Morgan Stanley Capital Trust III Preferred 6.25% (NYSE:MWR)
Recent Price: 22.82
Current Yield: 6.84%

The Skinny
Why buy a 5 year bond paying 5% or less when you can buy a bank trust preferred and pick up well over a 100 bps AND maybe some capital appreciation. Here you go. With a par value of $25, MWR trades at 91 cents on the dollar. Not distressed but better than full price or a premium, no? Good brand name, too. Although they call it a “joint venture”, Morgan Stanley (NYSE:MS) is the “daddy” in the relationship with Smith Barney. People can beat up on full service firms all they want. But at the end of the day, they handle trillions of dollars and make lots of money. The preferred shares carry a BB+/Baa2 rating which isn’t too terribly awful.

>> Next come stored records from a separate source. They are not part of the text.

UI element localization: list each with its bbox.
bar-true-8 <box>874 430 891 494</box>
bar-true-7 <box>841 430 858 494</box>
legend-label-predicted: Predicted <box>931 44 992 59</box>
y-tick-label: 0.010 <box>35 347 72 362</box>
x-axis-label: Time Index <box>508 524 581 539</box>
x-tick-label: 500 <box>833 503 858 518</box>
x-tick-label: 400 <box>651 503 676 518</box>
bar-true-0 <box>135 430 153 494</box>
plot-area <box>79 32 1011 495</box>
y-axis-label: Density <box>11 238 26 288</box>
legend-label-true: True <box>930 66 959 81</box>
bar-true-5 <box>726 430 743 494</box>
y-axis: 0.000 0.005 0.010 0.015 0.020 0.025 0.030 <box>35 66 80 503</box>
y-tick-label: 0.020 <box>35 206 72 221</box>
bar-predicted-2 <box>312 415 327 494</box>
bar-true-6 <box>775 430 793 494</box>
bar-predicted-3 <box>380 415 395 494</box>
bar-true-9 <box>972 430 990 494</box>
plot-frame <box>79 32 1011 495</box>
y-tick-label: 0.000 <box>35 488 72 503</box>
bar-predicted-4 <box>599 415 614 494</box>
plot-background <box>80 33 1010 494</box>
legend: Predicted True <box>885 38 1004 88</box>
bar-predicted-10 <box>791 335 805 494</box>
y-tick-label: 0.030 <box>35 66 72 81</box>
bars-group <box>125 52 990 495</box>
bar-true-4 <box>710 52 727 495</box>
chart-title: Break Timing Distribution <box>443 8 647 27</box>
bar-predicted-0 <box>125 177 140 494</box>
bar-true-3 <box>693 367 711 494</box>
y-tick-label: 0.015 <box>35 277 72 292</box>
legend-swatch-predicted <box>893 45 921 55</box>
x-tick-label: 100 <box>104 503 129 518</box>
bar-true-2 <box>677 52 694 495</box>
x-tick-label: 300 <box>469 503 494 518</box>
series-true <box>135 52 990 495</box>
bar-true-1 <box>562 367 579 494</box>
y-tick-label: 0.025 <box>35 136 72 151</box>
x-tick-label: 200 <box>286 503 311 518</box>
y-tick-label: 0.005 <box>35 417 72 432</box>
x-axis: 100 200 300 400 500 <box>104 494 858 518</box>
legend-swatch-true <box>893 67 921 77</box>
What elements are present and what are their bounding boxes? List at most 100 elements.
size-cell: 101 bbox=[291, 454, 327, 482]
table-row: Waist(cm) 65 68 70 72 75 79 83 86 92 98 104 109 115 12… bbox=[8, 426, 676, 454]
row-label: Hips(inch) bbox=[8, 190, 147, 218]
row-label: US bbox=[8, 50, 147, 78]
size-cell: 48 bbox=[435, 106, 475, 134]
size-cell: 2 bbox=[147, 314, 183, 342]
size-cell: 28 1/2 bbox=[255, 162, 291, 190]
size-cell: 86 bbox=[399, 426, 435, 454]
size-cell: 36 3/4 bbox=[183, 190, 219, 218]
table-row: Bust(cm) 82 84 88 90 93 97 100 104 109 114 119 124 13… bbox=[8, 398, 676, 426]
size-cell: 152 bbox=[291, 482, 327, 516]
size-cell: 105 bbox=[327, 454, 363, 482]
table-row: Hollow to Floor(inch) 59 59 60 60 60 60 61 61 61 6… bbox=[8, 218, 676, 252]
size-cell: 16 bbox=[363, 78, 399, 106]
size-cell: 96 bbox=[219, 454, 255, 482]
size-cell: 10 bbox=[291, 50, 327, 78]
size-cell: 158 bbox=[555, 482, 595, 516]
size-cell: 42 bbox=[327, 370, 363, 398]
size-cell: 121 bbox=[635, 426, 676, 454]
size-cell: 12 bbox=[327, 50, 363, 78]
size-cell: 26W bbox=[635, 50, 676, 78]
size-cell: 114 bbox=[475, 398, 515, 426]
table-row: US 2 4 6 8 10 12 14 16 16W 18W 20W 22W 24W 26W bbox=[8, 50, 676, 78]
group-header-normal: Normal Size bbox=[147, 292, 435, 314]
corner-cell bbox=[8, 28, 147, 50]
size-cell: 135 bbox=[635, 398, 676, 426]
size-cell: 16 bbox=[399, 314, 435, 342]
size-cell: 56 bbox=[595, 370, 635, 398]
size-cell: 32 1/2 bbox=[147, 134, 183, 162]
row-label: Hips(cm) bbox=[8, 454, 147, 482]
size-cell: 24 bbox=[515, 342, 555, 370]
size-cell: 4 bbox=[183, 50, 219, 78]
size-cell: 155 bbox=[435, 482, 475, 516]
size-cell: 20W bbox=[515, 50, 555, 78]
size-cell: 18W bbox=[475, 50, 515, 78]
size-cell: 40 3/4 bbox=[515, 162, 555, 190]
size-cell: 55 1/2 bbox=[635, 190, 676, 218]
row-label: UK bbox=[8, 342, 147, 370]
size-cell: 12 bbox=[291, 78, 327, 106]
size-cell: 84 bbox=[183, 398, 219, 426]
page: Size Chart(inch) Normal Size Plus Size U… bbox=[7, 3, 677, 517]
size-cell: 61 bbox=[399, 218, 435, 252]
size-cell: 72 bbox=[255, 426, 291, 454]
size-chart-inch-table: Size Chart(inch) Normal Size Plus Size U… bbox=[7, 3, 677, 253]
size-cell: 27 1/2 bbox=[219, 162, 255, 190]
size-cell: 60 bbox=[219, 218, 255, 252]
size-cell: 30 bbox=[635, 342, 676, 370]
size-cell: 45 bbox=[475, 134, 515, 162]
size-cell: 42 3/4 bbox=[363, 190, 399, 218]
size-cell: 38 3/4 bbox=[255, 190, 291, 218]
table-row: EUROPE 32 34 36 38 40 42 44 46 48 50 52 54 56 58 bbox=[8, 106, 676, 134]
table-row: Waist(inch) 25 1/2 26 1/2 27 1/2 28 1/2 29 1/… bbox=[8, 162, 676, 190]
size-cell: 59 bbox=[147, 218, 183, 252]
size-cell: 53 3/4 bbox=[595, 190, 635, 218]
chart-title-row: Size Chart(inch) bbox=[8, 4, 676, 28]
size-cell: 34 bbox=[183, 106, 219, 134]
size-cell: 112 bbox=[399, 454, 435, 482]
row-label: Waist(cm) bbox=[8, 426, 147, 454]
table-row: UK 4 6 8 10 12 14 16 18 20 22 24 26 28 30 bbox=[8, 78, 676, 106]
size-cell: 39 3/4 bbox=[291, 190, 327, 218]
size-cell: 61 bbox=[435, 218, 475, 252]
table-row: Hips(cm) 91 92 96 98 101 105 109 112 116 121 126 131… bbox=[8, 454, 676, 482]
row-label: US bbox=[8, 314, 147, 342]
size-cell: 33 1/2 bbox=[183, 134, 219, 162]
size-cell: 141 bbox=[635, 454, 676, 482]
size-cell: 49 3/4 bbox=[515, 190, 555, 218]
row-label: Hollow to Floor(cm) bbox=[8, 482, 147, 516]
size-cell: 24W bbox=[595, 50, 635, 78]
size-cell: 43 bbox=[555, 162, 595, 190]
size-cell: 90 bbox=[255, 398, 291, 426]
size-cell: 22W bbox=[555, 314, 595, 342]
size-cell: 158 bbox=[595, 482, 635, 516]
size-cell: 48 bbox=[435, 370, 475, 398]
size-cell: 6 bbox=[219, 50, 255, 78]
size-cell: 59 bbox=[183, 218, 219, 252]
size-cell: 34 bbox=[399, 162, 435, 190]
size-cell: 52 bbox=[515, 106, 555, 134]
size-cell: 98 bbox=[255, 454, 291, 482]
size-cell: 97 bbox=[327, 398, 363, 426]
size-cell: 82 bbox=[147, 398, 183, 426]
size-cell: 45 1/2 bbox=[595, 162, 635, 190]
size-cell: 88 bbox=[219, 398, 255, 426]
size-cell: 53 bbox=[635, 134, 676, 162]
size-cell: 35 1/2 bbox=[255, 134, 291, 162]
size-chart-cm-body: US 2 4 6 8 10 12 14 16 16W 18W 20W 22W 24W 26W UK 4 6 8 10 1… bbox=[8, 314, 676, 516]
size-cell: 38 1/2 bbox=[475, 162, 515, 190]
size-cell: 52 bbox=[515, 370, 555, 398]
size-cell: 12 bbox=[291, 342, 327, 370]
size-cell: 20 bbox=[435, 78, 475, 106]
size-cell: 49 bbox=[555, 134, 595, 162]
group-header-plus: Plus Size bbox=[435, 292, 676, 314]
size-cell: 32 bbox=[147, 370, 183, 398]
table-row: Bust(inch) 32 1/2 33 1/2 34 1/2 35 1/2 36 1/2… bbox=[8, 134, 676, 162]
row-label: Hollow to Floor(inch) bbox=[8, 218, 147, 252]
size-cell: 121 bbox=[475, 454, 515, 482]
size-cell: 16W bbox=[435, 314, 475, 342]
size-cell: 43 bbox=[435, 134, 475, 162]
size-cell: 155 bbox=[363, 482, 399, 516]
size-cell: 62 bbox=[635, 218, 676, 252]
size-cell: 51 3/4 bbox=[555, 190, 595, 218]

And, as we’ve discussed before, thanks to Basel II trust preferreds are no longer considered part of a bank’s Tier One capital. Over the next two to three to five years, trust preferreds will be called in at par. Own ‘em while they’re at a discount and get paid decently in the process.

The Danger
MS’s underlying rating is A/A2 which is quite good for corporate debt. However, MWR is BB+/Baa2. Obviously, there are things about the preferred shares that spook the ratings clowns…er…sorry…agencies. Remember, you’re buying a junior security in the company’s debt hierarchy. It’s got a different place in line. Better than common equity, but not as great as the bonds or bank debt. Also, we discussed the fact that trust preferreds, especially those issued by banks, will be called willy nilly over the next few years. Don’t get attached to MWR. You probably won’t own it very long. Lastly, I know things are better today then they were in 2008. But, markets and sentiment can turn on a dime. With sovereign debt problems continuing in Europe and the strong possibility of a Chinese slowdown, big banks will be punished as the market reacts. Yes..bonds and preferreds, too.